Sounds pretty fantastic, right? Up until then, consumers had assumed they were boxed in by the limitations of technology. The FCC began to sniff around the issue suspiciously. If set-top boxes weren’t necessary, what on earth were consumers being charged for? And that’s exactly how the effort to “unlock the box” was born.

Why should I care about the FCC’s campaign to “unlock the box”?

According to a 2016 FCC report, over 99 percent of American cable TV consumers spend $231 a year on set-top box rental fees. This amounts to $20 billion in revenue for the cable industry, so you’ll understand why companies like Comcast have aggressively opposed the FCC’s campaign. Experts estimate that while the cost of personal computers and TVs have fallen 90 percent since 1994, the cost of set-top boxes has risen 85 percent. This suggests the cable industry is making large amounts of money by artificially limiting consumer choice and refusing to allow competition in the cable box market.

The FCC believes that forcing competition in the cable box market will have a number of positive effects for consumers. Increased competition tends to foster innovation in any market and allowing third-party access encourages the consumption of niche programming that might not otherwise makes its way to cable. The FCC’s proposal has gone through several iterations as they’ve made efforts to accommodate cable industry concerns over piracy, copyright infringement, and the violation of intellectual property. Recently, the cable industry fired back, getting Senators to sponsor a fiscal bill that limits the budget for the FCC unless they back away from the “unlock the box” campaign and conduct an impact study.

At this point, the FCC has delayed a vote on the current proposal, which allows cable companies to design their own apps to offer access to third party providers like TiVo, Apple TV, Roku, and more. Comcast still publically opposes the proposal, despite the fact that they would be in a position to control access to intellectual property and mandate security within the software. Are their objections legitimate or is this just another greedy effort to thwart consumer choice?

What do industry experts think about the FCC’s proposal?

There is quite a bit of consensus on this, and it’ll surprise you. Most experts and consumer advocates agree that the FCC’s proposal is pointless. Providers like Comcast were moving in this direction anyway because having apps enables them to save costs on equipment and provides a wider profit margin. As a matter of fact, Time Warner Cable has been allowing Roku to integrate with their cable boxes since 2013. Investing so much time and effort into mandating innovation in an instance when the technology is poised to suffer an organic death looks an awful lot like political grandstanding. And it may be why the FCC has stepped back from forcing a vote on the proposal.

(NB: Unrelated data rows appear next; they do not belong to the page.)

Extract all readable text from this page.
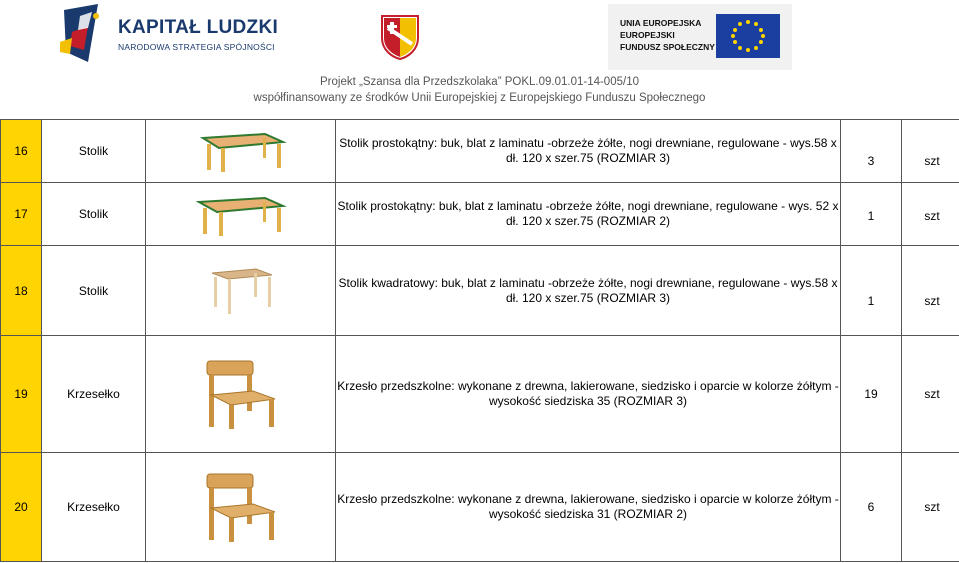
KAPITAŁ LUDZKI
NARODOWA STRATEGIA SPÓJNOŚCI
UNIA EUROPEJSKA
EUROPEJSKI
FUNDUSZ SPOŁECZNY
Projekt „Szansa dla Przedszkolaka” POKL.09.01.01-14-005/10
współfinansowany ze środków Unii Europejskiej z Europejskiego Funduszu Społecznego
16	Stolik		Stolik prostokątny: buk, blat z laminatu -obrzeże żółte, nogi drewniane, regulowane - wys.58 x dł. 120 x szer.75 (ROZMIAR 3)	3	szt
17	Stolik		Stolik prostokątny: buk, blat z laminatu -obrzeże żółte, nogi drewniane, regulowane - wys. 52 x dł. 120 x szer.75 (ROZMIAR 2)	1	szt
18	Stolik		Stolik kwadratowy: buk, blat z laminatu -obrzeże żółte, nogi drewniane, regulowane - wys.58 x dł. 120 x szer.75 (ROZMIAR 3)	1	szt
19	Krzesełko		Krzesło przedszkolne: wykonane z drewna, lakierowane, siedzisko i oparcie w kolorze żółtym - wysokość siedziska 35 (ROZMIAR 3)	19	szt
20	Krzesełko		Krzesło przedszkolne: wykonane z drewna, lakierowane, siedzisko i oparcie w kolorze żółtym - wysokość siedziska 31 (ROZMIAR 2)	6	szt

However, given the cable industry’s track record with consumers, it’s likely that access given to third-party streaming devices would be skewed towards exploiting the bottom line. The FCC may have conceded that unlocking a physical cable box is outdated and irrelevant, but that doesn’t mean the industry doesn’t need regulatory measures to ensure choice and competition. If there’s one thing consumers feel like they can count on, it’s the preservation of the cable industry’s own self-interests.

What happens next?

For now, you get to keep your annoying bit of cluttered cable box hardware. And pay for it, too. Lucky you. But the future of cable TV and the death of cable boxes is looming on the horizon, and nothing Comcast does will stop it.

If you’re considering buying your own cable box, we’d advise holding off until the industry and the FCC finish duking it out over intellectual property and consumer rights. Unfortunately, there’s been no indication of what the timeline for a revote by the FCC might be, but the industry appears to be moving quickly towards a solution that would avoid regulation. Hopefully, you’ll emerge victorious, with an app that replaces your cable box and a lower monthly bill. Hey, we can dream, can’t we?